Confinement oblige, nos tendances à fantasmer les grands espaces et la liberté en sont d’autant plus exacerbées. Mais pourquoi ce besoin d’air ? Pourquoi ces subites envies de partir à l’aventure sur le GR20, courir un marathon, ou aller grimper les pentes du Mont-Blanc alors que nous ne sommes dans les montagnes qu’une fois ou deux l’an ? Pourquoi vouloir impérativement s’évader ? Et pourquoi l’extrême tout de suite ? Sommes-nous prisonniers d’une routine ? Avons-nous peur de l’ennui ? Est-ce un simple caprice, ou quelque chose qui est bien plus profond ?
Je l’ai fait. Je suis parti, sans savoir pourquoi. Enfin si, pour faire comme les autres. Pour voir l’Islande dont tout le monde parle. Et surtout faire mieux que les autres, sans aucune expérience. Question d’ego. Partir à l’aventure à pied, du Nord au Sud, seul. Et fuir les touristes et les parcours à la carte. C’est après 4 jours de marche que j’ai réalisé que mes motivations n’avaient rien à voir avec moi, avec ce que je voulais vraiment (et accessoirement c’est là que j’ai compris que la photo c’était ce que je voulais faire).

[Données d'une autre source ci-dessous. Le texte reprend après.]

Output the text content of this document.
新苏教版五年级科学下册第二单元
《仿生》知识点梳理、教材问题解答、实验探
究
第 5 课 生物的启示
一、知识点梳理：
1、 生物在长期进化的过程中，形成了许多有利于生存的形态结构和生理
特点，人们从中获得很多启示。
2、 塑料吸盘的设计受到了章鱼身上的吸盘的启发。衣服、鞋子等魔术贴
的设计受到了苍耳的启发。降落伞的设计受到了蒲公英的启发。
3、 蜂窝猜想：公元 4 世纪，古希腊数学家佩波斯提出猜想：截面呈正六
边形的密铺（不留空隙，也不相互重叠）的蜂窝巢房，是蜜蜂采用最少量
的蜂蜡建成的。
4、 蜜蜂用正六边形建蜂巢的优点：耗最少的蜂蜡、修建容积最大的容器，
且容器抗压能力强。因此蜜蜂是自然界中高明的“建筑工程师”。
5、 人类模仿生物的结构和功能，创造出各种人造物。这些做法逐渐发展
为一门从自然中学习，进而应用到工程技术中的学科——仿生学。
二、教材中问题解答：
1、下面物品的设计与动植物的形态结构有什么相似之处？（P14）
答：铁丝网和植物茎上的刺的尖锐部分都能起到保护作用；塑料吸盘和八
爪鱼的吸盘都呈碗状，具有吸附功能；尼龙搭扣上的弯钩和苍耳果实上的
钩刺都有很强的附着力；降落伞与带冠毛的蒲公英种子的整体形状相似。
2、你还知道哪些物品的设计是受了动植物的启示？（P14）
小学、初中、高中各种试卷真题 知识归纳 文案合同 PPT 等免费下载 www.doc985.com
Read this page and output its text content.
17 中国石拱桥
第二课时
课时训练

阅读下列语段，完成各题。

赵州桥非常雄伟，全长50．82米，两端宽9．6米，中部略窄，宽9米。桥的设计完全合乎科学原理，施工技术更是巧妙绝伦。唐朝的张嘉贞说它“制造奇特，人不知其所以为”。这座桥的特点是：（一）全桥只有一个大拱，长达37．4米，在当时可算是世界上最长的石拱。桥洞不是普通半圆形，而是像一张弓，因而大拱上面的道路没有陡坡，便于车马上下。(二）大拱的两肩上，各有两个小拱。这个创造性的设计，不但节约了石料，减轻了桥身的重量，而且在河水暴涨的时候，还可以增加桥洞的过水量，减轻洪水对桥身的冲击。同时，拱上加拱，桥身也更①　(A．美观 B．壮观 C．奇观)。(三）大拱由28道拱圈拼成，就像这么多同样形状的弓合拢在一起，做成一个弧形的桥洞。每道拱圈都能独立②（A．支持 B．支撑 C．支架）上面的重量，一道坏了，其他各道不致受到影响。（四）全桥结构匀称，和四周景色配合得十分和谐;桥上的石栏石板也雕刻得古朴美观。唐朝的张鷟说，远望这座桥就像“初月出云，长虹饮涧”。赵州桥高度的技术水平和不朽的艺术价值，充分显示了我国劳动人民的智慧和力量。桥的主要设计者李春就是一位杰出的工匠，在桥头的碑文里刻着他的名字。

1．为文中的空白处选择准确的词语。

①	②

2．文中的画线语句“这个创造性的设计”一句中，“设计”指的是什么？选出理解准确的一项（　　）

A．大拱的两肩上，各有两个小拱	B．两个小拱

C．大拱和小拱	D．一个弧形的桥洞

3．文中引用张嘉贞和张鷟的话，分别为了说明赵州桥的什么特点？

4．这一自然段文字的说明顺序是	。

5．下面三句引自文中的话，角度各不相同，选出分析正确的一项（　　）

Toutefois, il n’est pas nécessaire de se retrouver en plein désert de cendres pour y parvenir. La question est de se poser, et de poser ce masque que l’on se construit pour voir ce qu’il y a derrière. Comprendre ce qui nous convient réellement, et exister enfin pour soi et non plus fantasmer sa vie ou son voyage. Pour moi, c’était accepter tout simplement ce que je suis. C’était de me faire face, coupé du monde, et d’oublier le temps qui passe, cette urgence insidieusement installée dans mon esprit. Tout simplement marcher. Ne plus courir. Savourer chaque seconde où il ne se passe rien, car c’est là que, paradoxalement, il se passe le plus de choses.
Compartimenter son quotidien en faisant de « partir à l’aventure » (ou à la « micro-aventure ») une échappatoire, revient à organiser soi-même sa frustration et sa déception. Pourquoi ne pas équilibrer les deux en trouvant une cohérence dans ce qui nous anime et le quotidien dans lequel nous évoluons ? Intégrer, associer, imbriquer sans isoler et vivre pleinement ces expériences permettront vivre pleinement. Se (re)trouver est essentiel. Ce n’est pas fuir, mais faire preuve de courage à exister pour soi.

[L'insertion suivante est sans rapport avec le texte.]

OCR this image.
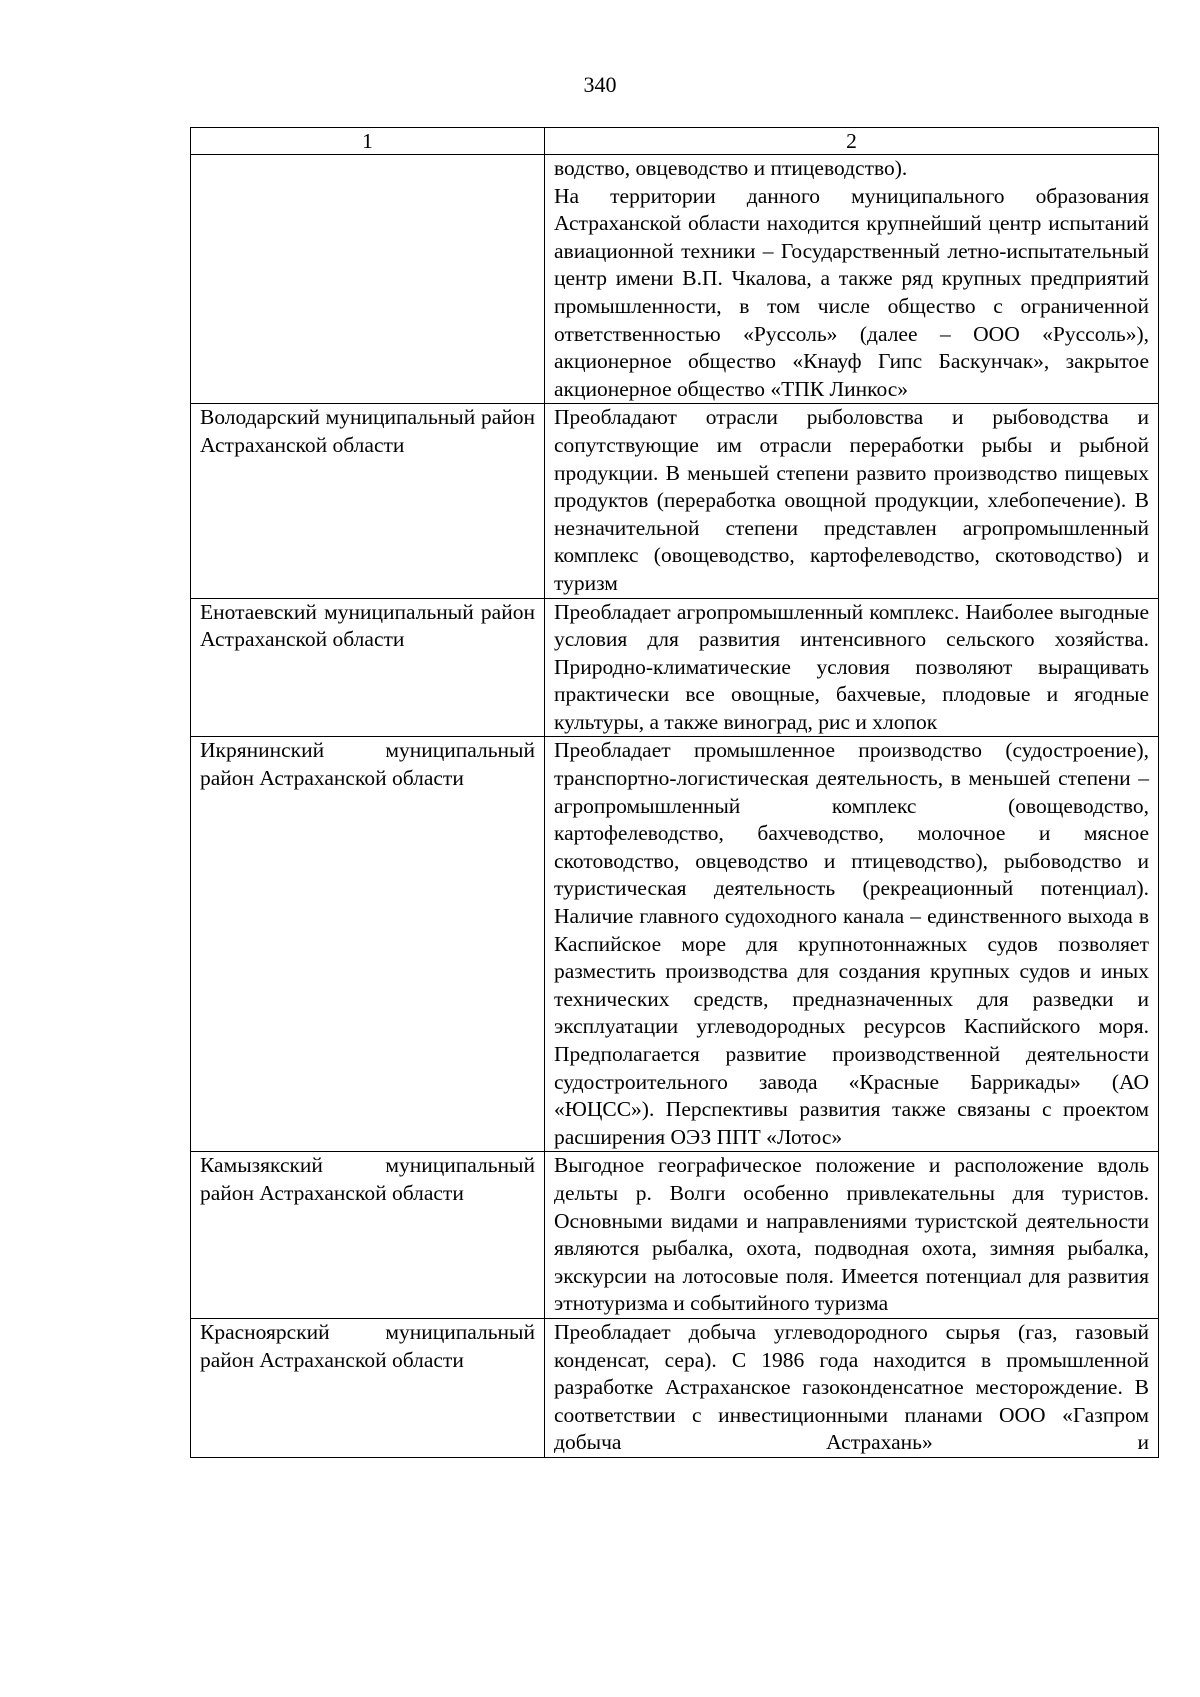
340
1	2

	водство, овцеводство и птицеводство).

На территории данного муниципального образования Астраханской области находится крупнейший центр испытаний авиационной техники – Государственный летно-испытательный центр имени В.П. Чкалова, а также ряд крупных предприятий промышленности, в том числе общество с ограниченной ответственностью «Руссоль» (далее – ООО «Руссоль»), акционерное общество «Кнауф Гипс Баскунчак», закрытое акционерное общество «ТПК Линкос»

Володарский муниципальный район Астраханской области	Преобладают отрасли рыболовства и рыбоводства и сопутствующие им отрасли переработки рыбы и рыбной продукции. В меньшей степени развито производство пищевых продуктов (переработка овощной продукции, хлебопечение). В незначительной степени представлен агропромышленный комплекс (овощеводство, картофелеводство, скотоводство) и туризм

Енотаевский муниципальный район Астраханской области	Преобладает агропромышленный комплекс. Наиболее выгодные условия для развития интенсивного сельского хозяйства. Природно-климатические условия позволяют выращивать практически все овощные, бахчевые, плодовые и ягодные культуры, а также виноград, рис и хлопок

Икрянинский муниципальный район Астраханской области	Преобладает промышленное производство (судостроение), транспортно-логистическая деятельность, в меньшей степени – агропромышленный комплекс (овощеводство, картофелеводство, бахчеводство, молочное и мясное скотоводство, овцеводство и птицеводство), рыбоводство и туристическая деятельность (рекреационный потенциал). Наличие главного судоходного канала – единственного выхода в Каспийское море для крупнотоннажных судов позволяет разместить производства для создания крупных судов и иных технических средств, предназначенных для разведки и эксплуатации углеводородных ресурсов Каспийского моря. Предполагается развитие производственной деятельности судостроительного завода «Красные Баррикады» (АО «ЮЦСС»). Перспективы развития также связаны с проектом расширения ОЭЗ ППТ «Лотос»

Камызякский муниципальный район Астраханской области	Выгодное географическое положение и расположение вдоль дельты р. Волги особенно привлекательны для туристов. Основными видами и направлениями туристской деятельности являются рыбалка, охота, подводная охота, зимняя рыбалка, экскурсии на лотосовые поля. Имеется потенциал для развития этнотуризма и событийного туризма

Красноярский муниципальный район Астраханской области	Преобладает добыча углеводородного сырья (газ, газовый конденсат, сера). С 1986 года находится в промышленной разработке Астраханское газоконденсатное месторождение. В соответствии с инвестиционными планами ООО «Газпром добыча Астрахань» и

Fuir une réalité, s’évader, revient paradoxalement à accepter de finir par y revenir. Et par conséquent de renouveler inexorablement le processus et de ne jamais être satisfait. De toujours vouloir plus, et ne jamais apprécier ce que l’on a, ce pour quoi l’on s’est préparés. C’est l’effet El Dorado, de l’expérience tellement fantasmée que lorsque l’on y est, elle n’a plus de saveur. Le frisson tant attendu, les rêves ne sont pas au rendez-vous.
Le monde n’a jamais été plus interconnecté, plus accessible et plus médiatisé qu’aujourd’hui. L’instantanéité de la satisfaction des plaisirs et la société du divertissement sont des faits. Vous voulez gravir l’Everest ? Si vous en avez la capacité financière, le toit du monde est à vous. Idem pour fouler l’Antarctique ou faire du kayak de mer au Groenland.

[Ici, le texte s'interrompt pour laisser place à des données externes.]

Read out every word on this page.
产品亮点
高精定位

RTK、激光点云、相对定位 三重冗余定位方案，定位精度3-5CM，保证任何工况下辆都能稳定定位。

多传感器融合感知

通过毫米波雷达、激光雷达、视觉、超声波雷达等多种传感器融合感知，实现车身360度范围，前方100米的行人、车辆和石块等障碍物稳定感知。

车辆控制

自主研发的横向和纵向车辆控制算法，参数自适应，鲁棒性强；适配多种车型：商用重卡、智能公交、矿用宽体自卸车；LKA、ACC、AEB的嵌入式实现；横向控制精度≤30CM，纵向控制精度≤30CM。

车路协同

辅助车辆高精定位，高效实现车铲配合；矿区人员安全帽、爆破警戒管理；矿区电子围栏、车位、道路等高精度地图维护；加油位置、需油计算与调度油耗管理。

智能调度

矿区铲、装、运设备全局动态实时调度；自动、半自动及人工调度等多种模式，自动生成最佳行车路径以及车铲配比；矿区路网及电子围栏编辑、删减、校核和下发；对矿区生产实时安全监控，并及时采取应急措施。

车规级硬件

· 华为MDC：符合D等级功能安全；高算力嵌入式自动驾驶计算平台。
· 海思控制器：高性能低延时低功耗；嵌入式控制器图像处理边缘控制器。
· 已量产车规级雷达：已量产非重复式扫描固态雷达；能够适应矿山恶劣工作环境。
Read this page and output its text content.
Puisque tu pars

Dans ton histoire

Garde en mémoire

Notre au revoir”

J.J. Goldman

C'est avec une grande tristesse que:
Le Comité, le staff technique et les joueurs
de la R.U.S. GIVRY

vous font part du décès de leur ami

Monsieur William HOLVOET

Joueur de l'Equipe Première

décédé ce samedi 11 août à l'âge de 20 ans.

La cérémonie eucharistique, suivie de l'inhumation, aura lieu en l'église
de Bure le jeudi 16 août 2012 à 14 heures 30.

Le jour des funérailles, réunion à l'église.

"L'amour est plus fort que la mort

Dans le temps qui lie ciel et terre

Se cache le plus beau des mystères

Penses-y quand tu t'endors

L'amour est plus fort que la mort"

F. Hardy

Cependant, au fond de vous, qu’aurez-vous vécu ? Était-ce véritablement un rêve, au sens propre, ou l’illusion d’exister ? Quelle satisfaction à payer pour avoir ? A consommer de l’aventure comme on va au restaurant ? Car en négatif de cette notion de satisfaction, il y a la déception la déconvenue, l’anonymat. L’échec n’est pas admis, ni toléré, et l’anonymat effraye. Alors on pose un masque, on collectionne les voyages, on ne s’inspire pas des « grands », on plagie. On s’autoproclame aventurier, voyageur du monde, sportif accompli. On consomme à vitesse grand V et on cultive le mythe, sans saveur, sans émotion ni vérité.
S’inspirer des grands, des moins grands, de ses proches, et avoir de grands rêves, c’est beau et c’est important. Mais se réveiller et se mettre en mouvement c’est encore mieux. Pas question de se lancer dans une entreprise complexe, épuisante, contraignante ou autre. L’essentiel, c’est d’entrer en action. D’aimer. De se retrouver, et d’avancer, pas à pas. Ce qui fait le rêve, ce n’est pas le résultat mais l’action. Comprenez que tout est possible. Il ne suffit pas simplement d’y croire. Il faut s’en donner les moyens.
Chercher, se renseigner, s’entraîner, s’interroger, trébucher, tomber parfois, se relever, continuer : apprendre.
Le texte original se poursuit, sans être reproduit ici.